Am Fuße des Berges
Leseprobe (c) Martina Decker
Der Sturm rüttelte an den Fensterläden. Regen fiel in dicken Tropfen aus den tief hängenden, fast schon schwarzen Wolken. Immer wieder zuckten Blitze über den Himmel und grollte dumpfer Donnerhall über die kleinen Häuser des Dorfes am Fuße eines riesigen Berges. Seine Spitze war auch bei schönem Wetter immer wolkenverhangen. Kein Mensch hatte sie je gesehen. Immer wieder waren mutige Männer aufgebrochen, den Gipfel zu erklimmen, aber keiner kehrte jemals zurück.
Hannes saß still in einer Ecke des kleinen Zimmers. Ängstlich schaute er zum Fenster hinaus. Dort draußen tobten die Naturgewalten und hätte Großmutter nicht eine Kerze entzündet, es wäre stockfinster gewesen in der Stube.Jetzt kam sie mit einer Tasse heißen Tees in der Hand auf Hannes zu und setzte sich neben ihn. Sie strich ihm beruhigend übers Haar.
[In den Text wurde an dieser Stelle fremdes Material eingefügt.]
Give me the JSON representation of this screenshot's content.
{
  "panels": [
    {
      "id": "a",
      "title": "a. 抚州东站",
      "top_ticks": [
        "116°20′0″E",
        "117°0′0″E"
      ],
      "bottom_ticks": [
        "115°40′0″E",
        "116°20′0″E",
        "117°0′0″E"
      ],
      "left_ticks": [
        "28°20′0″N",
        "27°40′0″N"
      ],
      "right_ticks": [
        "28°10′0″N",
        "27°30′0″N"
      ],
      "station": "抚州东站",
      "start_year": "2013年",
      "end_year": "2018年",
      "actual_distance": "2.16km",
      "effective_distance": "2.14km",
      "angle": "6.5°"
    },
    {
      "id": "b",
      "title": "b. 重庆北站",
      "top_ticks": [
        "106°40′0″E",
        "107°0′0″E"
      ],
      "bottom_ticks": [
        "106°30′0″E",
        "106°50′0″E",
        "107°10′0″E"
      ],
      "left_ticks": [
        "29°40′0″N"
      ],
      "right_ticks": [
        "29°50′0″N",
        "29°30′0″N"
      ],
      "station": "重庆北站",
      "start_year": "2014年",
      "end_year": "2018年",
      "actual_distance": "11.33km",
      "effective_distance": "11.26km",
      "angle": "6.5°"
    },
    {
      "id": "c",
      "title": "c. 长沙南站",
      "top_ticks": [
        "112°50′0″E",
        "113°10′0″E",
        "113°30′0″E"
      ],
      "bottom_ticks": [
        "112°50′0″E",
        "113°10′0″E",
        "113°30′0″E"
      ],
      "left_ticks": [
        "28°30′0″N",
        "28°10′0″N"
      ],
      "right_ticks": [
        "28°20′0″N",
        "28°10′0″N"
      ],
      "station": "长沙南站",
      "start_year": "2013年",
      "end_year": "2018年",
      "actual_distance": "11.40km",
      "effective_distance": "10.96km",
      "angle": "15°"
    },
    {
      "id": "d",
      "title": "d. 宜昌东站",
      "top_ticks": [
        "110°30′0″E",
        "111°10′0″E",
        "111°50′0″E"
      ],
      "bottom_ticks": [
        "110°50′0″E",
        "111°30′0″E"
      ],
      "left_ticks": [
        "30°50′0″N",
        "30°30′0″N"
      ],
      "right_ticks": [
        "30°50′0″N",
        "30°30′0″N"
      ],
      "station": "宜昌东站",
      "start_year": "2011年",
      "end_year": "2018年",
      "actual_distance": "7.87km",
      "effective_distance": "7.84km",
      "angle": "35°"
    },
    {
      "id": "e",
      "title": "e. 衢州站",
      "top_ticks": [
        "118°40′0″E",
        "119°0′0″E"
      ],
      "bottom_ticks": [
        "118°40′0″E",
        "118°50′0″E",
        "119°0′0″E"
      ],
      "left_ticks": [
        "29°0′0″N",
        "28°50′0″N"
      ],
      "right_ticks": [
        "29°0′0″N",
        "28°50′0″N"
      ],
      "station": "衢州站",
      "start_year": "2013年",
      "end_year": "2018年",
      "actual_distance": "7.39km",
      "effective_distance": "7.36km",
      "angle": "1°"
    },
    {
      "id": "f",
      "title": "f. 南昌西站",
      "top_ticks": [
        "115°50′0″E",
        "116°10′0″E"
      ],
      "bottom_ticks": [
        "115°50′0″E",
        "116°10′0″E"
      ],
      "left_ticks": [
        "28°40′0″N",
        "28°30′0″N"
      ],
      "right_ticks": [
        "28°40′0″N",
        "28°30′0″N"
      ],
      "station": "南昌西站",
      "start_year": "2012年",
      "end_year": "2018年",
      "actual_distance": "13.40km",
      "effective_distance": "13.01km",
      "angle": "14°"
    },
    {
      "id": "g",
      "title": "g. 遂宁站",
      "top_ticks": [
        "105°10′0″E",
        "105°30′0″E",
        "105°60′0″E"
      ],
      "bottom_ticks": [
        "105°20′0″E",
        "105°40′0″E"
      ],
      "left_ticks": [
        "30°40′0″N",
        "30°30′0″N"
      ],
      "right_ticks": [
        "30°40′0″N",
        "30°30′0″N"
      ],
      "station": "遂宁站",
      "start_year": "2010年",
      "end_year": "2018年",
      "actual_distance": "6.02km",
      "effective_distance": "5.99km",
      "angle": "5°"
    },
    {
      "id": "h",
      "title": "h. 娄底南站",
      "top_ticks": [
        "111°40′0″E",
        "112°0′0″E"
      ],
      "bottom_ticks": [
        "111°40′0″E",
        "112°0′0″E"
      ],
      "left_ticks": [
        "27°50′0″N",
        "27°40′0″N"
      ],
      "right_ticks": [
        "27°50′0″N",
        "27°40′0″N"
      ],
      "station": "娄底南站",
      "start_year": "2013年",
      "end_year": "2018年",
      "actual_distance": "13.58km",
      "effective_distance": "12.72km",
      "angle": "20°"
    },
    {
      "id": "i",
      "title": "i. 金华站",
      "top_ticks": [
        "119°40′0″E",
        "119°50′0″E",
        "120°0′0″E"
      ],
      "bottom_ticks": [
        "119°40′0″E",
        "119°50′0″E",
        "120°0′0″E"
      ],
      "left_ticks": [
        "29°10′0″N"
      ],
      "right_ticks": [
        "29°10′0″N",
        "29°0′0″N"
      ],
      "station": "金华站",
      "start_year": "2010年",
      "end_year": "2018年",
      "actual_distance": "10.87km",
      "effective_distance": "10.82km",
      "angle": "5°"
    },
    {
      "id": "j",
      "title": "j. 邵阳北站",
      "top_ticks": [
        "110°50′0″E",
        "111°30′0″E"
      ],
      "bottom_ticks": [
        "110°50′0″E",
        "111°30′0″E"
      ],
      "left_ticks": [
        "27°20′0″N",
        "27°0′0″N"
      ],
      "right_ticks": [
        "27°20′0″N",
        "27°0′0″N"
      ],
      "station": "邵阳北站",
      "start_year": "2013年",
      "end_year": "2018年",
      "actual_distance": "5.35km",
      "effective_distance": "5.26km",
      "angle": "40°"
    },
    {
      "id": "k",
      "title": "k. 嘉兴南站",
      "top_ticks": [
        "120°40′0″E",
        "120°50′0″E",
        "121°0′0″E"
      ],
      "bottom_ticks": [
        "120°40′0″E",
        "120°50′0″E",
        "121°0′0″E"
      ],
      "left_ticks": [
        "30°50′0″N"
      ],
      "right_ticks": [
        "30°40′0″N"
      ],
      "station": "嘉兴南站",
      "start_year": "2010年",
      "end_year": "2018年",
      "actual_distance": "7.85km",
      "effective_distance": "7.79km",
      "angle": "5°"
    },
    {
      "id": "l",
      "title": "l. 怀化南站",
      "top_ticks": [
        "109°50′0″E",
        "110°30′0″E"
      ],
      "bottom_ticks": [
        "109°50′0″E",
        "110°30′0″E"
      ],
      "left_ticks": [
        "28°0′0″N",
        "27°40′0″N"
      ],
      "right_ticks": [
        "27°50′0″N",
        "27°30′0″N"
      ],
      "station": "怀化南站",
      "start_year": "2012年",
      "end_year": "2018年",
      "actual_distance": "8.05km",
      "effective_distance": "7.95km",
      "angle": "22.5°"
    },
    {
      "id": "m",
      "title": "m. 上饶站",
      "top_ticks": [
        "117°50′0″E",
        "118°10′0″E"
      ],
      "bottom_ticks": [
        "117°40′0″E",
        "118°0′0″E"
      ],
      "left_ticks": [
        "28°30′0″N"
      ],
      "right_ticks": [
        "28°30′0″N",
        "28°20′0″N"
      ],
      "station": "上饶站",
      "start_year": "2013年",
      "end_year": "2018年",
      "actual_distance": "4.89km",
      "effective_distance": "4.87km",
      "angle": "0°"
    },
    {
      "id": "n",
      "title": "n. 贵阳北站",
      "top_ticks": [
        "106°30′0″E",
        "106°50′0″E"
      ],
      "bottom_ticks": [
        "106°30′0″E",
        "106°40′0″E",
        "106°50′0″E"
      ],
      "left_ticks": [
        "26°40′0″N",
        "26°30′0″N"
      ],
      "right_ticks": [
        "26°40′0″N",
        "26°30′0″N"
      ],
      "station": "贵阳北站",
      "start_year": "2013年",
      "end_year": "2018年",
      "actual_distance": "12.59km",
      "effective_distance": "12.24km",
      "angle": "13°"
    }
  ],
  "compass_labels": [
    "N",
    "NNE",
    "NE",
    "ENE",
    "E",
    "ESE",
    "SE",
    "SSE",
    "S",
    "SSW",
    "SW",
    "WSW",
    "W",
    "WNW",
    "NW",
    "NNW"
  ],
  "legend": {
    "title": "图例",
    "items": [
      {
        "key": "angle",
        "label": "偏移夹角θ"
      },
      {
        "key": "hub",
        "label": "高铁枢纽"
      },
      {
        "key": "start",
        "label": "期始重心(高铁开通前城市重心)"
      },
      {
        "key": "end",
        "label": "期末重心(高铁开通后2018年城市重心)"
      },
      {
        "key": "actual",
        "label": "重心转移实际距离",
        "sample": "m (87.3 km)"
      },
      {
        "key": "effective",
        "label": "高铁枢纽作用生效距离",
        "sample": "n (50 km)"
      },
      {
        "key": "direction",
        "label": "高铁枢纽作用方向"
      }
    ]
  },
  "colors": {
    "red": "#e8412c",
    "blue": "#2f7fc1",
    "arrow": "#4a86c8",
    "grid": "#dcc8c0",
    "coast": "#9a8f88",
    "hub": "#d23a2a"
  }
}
»Habe ich dir eigentlich schon einmal die Geschichte von diesem Berg erzählt?«, fragte sie.
Hannes schüttelte den Kopf.
»Amahar, der Urzeitsänger, wohnt dort oben«, begann die Großmutter und deutete hinauf zum Gipfel. »Er schreibt und singt die Lieder des Lebens und der Natur. Dabei wird er geleitet von Idefesom, dem großen Geist.« Sie sah Hannes an. »Idefesom besitzt große Weitsicht und Amahar das Talent, alles in Einklang zu bringen.«
In Hannes, Augen lag ungläubiges Staunen.
Die Großmutter lächelte. »Ja, für wahr! Genauso ist es. Aber Amahar wohnt dort oben nicht alleine. Udakar, der Schmied, lebt ebenfalls auf dem Berg und auch Bodofila, die Maid der Lüfte. Sie zu beschreiben, ist allerdings schwierig. Sie kann sanft sein, aber auch aufbrausend und gewaltig.« Großmutter nahm einen Schluck von ihrem Kaffee, bevor sie weitersprach. »Udakar ist ein großer Mann. Mit seinen kräftigen Schlägen bringt er alles in der Natur in Form. Man mag es kaum glauben, aber trotz seiner riesigen Hände kann er die filigransten Blüten formen. Er hat den Berg noch nie verlassen, ebenso wenig wie Amahar.«
»Und sie waren noch nie woanders als auf dem Berg?« Hannes konnte sich nicht vorstellen, für immer auf einem Berg leben zu müssen.
»Nein, noch nie.« Großmutter nickte gedankenverloren. »In seiner Weisheit hatte Idefesom schon zu Anbeginn beschlossen, dass weder Amahar noch Udakar den Berg jemals verlassen sollen. So ist es die Aufgabe von Bodofila des Abends, wenn sie von ihren Ausflügen zurückgekehrt ist, von allem, was sie gesehen hat, zu berichten: Wie schön die Blüten des Enzians sind, die der Schmied geformt hat, wie herrlich die Blätter an den Blumen. Sie erzählt von der Harmonie der Lieder, die Amahar der Welt gegeben hat, verschweigt aber auch nicht die schiefen Töne, die ihr manches Mal zu Ohren kamen.« Die Großmutter hielt einen Augenblick inne. Ihr Blick wanderte von Hannes zum Fenster und wieder zurück.
Der Junge wartete gespannt, dass sie weiter reden würde. Ein Blitz erhellte das Zimmer, gefolgt von einem an einen Paukenschlag erinnernden Donnerknall. Hannes rückte erschrocken näher an die alte Frau heran.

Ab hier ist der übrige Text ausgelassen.